Vi el partido solo, en el sillón de mi casa, sin haberme duchado, en la misma posición en la que a las nueve de la mañana había visto Inglaterra-Paraguay y, a las doce del mediodía, Suecia-TyT. Rechacé dos ofertas para ver el partido en patota: una en un bar-pizzería de Midtown, rodeado de una cantidad de argentinos imposible de definir con antelación y frente a dos pantallas gigantes cuya calidad sólo podría evaluar en ese momento; y otra en Inwood, un sub-barrio de Harlem, con pocos argentinos y muchos no-argentinos, a donde Semán me quiso arrastrar con la promesa de medialunas y dulce de leche. Mantuve mis convicciones y mi domicilio: son las seis y veinte de la tarde y todavía no salí de casa. Comprendo a quienes les gusta ver el partido en multitud –una buena ocasión para beber y hacer encares sexuales en la siempre fácil cancha de la excitación colectiva—, pero también sé que para quienes concurren a estas reuniones el fútbol es sólo uno de los muchos ingredientes prometidos por la jornada. Como actualmente estoy fuera del mercado de carne, y realmente tenía ganas de ver el partido, de absorberlo y sentirlo hasta el más mínimo detalle, me arriesgué a ser calificado de amargo, y dije no. Qué bien la pasé: ocho horas en el sofá sin culpa ni reproches –la señora de la casa ha logrado comprender la importancia del evento— llenándome de fútbol y de la inexplicable electricidad que tienen los primeros ocho o nueve días de cada Mundial.

Qué difícil que está siendo leer cosas interesantes sobre la Copa del Mundo, sobre todo desde que El País sólo nos permite acceso a los cables y nos niega a Segurola y los demás. Si alguien tiene algún columnista o un diario o algún blog que agregar a los que ya todos conocemos, por favor que escriba y nos avise.
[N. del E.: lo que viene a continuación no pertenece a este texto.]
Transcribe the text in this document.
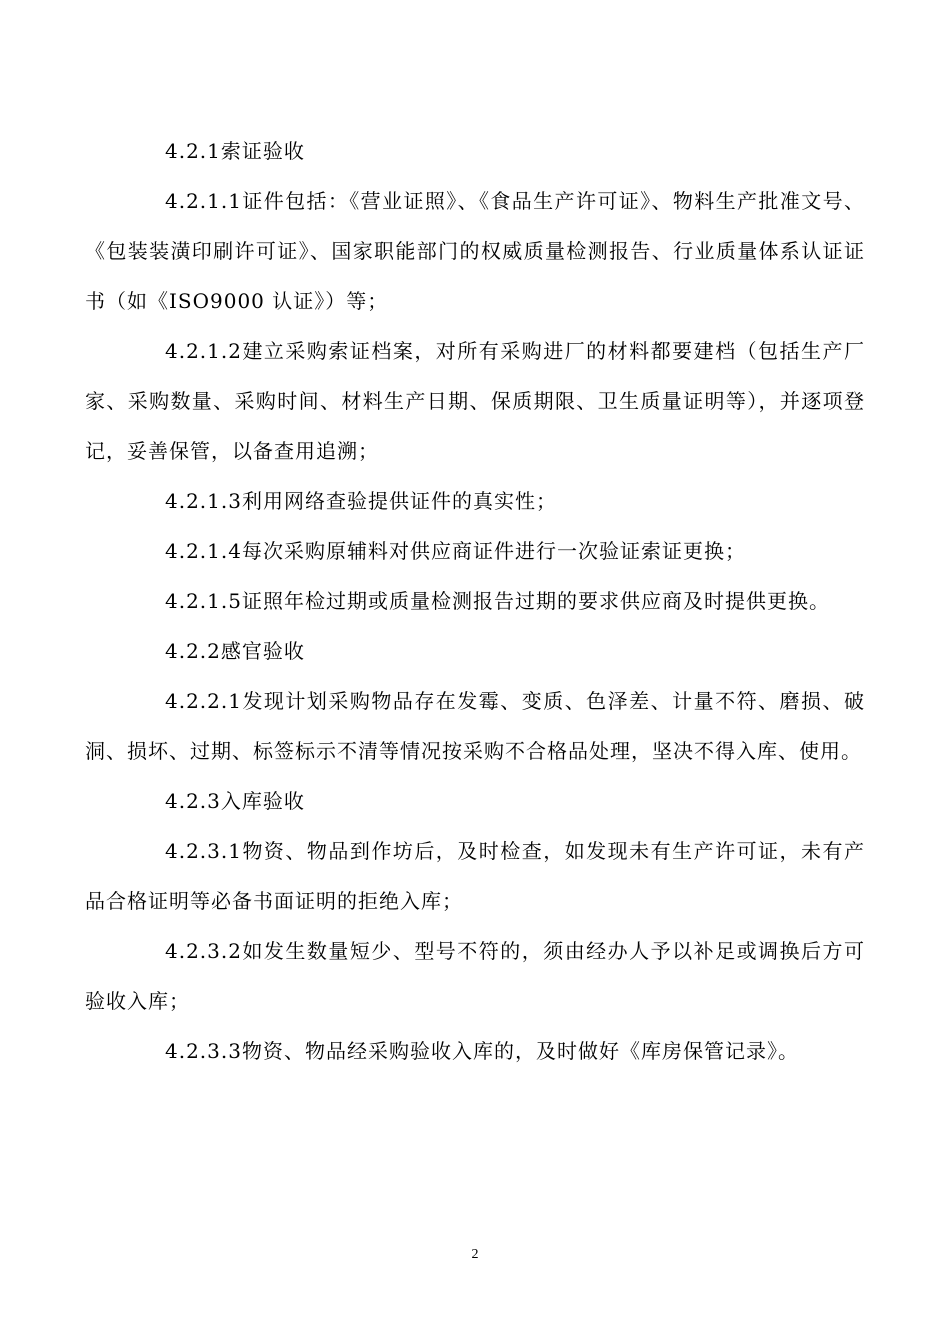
4.2.1索证验收

4.2.1.1证件包括：《营业证照》、《食品生产许可证》、物料生产批准文号、《包装装潢印刷许可证》、国家职能部门的权威质量检测报告、行业质量体系认证证书（如《ISO9000 认证》）等；

4.2.1.2建立采购索证档案，对所有采购进厂的材料都要建档（包括生产厂家、采购数量、采购时间、材料生产日期、保质期限、卫生质量证明等），并逐项登记，妥善保管，以备查用追溯；

4.2.1.3利用网络查验提供证件的真实性；

4.2.1.4每次采购原辅料对供应商证件进行一次验证索证更换；

4.2.1.5证照年检过期或质量检测报告过期的要求供应商及时提供更换。

4.2.2感官验收

4.2.2.1发现计划采购物品存在发霉、变质、色泽差、计量不符、磨损、破洞、损坏、过期、标签标示不清等情况按采购不合格品处理，坚决不得入库、使用。

4.2.3入库验收

4.2.3.1物资、物品到作坊后，及时检查，如发现未有生产许可证，未有产品合格证明等必备书面证明的拒绝入库；

4.2.3.2如发生数量短少、型号不符的，须由经办人予以补足或调换后方可验收入库；

4.2.3.3物资、物品经采购验收入库的，及时做好《库房保管记录》。

2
No quiero armar una polémica con esto, ni hacer un “gran análisis” sobre el estado de la prensa deportiva, pero el hecho de que solamente Quintín se haya entusiasmado con el juego de Alemania, comparándolo con el histórico amarretismo germánico, me parece deprimente. Se repite mucho y se piensa poco. Y cómo rompen las pelotas con los “errores defensivos”. Pero esperemos, ya aparecerá algo: estoy ávido, con muchas ganas de leer, y la mayoría de lo que me encuentro me dura muy poquito, o me parece que ya lo leí, o no tengo la energía para excavar por debajo de los lugares comunes, o desperdician el primer párrafo hablando de “sensaciones”. Por ejemplo: me gustaría ver mañana que alguien destaque algo más que “la garra y el corazón” de Trinidad y Tobago, y que alguien note que, con uno menos, Beenhakker sacó a un volante y puso a un casi-delantero, el que metió el tiro en el travesaño. TyT se salvó de milagro, pero además jugaron bastante bien, y eso que tienen dos o tres jugadores –especialmente el blanquito— a los que les costaría ser titulares en un equipo medio de la B Nacional. Demasiado temprano para hablar de Argentina. Primero que lo haga Quintín.